Cellulosic biomass is the most abundant potential source for 1G ethanol. Cellulose is a polysaccharide present in the lignocellulosic cell wall structures of plants compris­ing also hemicellulose and lignin (Fig. 4, 5, and 6). Cellulose needs to be extracted from the lignocellulosic structure by chemical digestion, to decrease its recalcitrance

Fig. 5 Chemical structure of cellulose; the glucose units are linked by 1,4-|3-D bond. Author Silvio Vaz Jr

due to the presence of lignin, followed by a hydrolysis to release glucose. The glucose can then be fermented by S. cerevisiae yeast to produce 2G ethanol (Oh et al. 2012).

Examples of lignocellulosic biomass are sugarcane bagasse and wood. Table 5 presents the chemical composition of some different lignocellulosic biomasses.

Eucalyptus, barley straw, and corn cobs are good feedstocks for 2G ethanol production because of their high cellulose content (52.7 %). Nevertheless, euca­lyptus has a high lignin content (31.9 %), which is a barrier for cellulose recovery; this is less of an issue for corn cobs (14.7 %). Other factors that also determine the best feedstock are economic factors, such as distance from the biomass to the industry, feedstock costs, and processing costs. Sugarcane bagasse is one of the most widely used feedstock to produce 2G ethanol, particularly in Brazil, where integration with 1G ethanol production from sugarcane via a biorefinery concept, can increase the profitability of the operation.
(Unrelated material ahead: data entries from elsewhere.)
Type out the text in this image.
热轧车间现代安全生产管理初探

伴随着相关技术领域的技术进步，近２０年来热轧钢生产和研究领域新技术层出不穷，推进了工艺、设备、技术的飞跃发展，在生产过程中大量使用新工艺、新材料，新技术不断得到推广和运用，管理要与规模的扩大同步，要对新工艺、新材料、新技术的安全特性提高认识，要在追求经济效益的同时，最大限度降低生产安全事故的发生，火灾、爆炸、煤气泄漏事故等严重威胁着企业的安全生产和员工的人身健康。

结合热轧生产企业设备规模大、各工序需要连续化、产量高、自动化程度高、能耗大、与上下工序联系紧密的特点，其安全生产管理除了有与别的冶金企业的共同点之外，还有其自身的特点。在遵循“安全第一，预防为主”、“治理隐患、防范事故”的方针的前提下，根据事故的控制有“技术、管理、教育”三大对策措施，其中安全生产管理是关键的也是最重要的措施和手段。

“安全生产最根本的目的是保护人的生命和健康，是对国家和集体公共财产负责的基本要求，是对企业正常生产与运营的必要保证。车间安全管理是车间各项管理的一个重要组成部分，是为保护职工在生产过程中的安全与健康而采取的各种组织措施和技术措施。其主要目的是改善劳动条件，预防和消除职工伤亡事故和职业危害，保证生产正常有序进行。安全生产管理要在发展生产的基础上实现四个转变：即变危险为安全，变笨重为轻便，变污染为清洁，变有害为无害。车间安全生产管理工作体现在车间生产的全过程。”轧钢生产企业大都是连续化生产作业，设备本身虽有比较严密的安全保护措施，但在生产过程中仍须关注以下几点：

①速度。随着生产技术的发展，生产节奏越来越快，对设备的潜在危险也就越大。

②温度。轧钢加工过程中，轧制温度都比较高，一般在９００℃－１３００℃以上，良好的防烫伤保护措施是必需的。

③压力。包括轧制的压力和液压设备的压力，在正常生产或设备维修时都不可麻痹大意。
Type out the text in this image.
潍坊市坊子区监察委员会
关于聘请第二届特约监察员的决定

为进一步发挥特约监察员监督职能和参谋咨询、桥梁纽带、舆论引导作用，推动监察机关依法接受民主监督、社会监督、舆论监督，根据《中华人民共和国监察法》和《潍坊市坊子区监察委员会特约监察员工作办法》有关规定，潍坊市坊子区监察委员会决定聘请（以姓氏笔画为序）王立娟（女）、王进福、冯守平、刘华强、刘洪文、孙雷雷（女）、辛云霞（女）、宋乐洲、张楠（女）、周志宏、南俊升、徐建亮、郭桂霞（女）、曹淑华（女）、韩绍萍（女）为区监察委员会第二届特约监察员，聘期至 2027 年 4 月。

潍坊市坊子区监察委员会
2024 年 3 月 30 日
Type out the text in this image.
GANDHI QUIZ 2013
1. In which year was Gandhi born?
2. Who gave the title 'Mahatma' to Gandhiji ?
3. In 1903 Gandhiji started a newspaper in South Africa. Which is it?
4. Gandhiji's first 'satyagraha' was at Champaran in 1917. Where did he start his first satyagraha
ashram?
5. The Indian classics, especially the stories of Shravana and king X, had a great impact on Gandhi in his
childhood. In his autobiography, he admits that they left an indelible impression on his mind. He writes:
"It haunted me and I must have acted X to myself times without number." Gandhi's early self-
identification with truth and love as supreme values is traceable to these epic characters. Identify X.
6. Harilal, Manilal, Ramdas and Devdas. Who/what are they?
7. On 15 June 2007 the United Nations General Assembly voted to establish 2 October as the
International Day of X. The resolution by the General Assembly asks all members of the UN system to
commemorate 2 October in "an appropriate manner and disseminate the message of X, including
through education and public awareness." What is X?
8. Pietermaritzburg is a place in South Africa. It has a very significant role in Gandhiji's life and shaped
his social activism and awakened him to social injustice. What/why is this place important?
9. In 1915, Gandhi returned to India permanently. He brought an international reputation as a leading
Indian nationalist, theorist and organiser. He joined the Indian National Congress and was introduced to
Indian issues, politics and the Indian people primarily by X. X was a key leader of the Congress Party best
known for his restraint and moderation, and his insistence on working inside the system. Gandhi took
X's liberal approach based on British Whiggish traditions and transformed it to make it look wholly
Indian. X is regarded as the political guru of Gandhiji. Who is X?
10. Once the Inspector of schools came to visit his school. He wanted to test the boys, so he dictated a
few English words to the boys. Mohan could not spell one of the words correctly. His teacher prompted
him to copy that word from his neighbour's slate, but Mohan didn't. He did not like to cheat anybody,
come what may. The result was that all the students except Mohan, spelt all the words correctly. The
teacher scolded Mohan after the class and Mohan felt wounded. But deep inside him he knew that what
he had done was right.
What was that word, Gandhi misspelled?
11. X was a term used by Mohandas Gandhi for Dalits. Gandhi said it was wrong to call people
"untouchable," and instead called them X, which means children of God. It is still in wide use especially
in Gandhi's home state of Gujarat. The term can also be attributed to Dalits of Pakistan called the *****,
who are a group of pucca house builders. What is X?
2 Analytical Techniques Applied to Biomass Chains

Biomass chains and industry typically require the use of chemical analyses that can process a large number of samples at a low cost. Such assays are not restricted only to manufacturing, but are also required in research and development (R&D). Figure 7 shows the common steps in a bioenergy chain from harvest of the bio­mass to formation of the desired products, chemical analyses may be necessary at all steps within this chain.

The quality of the biomass used determines the product quality. Therefore, reliable information is required about the chemical composition of the biomass to establish the best use (e. g., most suitable conversion process and its condi­tions), which will influence harvest and preparation steps. Conversion processes should be monitored for their yield, integrity, safety, and environmental impact. Effluent or residues should be monitored and analyzed for environmental control. Coproducts need to be monitored to avoid interference with the product yield and product purity; however, coproducts are also a good opportunity to add value to the biomass chain. Finally, products need to be monitored and analyzed to deter­mine their yields and purity and to ensure their quality relative to a recognized quality standard.

The execution of a chemical analysis follows a generic process that consists of (Atkinson 1982): (1) sampling; (2) separation; (3) detection (or measure); and (4) interpretation of results. Thus, before discussing the application of techniques, it is appropriate to consider these operations according to their status or involvement in the analysis. The location of analyte on the matrix (or inner surface) and the physical status of the sample (analyte plus matrix) defines the extraction technique used (partition, ion exchange, affinity, size exclusion filtration, etc.). The amount of sample, its purity, the type of information sought (atomic or molecular level) and its use (quantitative or qualitative) defines the detection technique. The analyte concentration has a direct influence on the techniques of extraction and detection.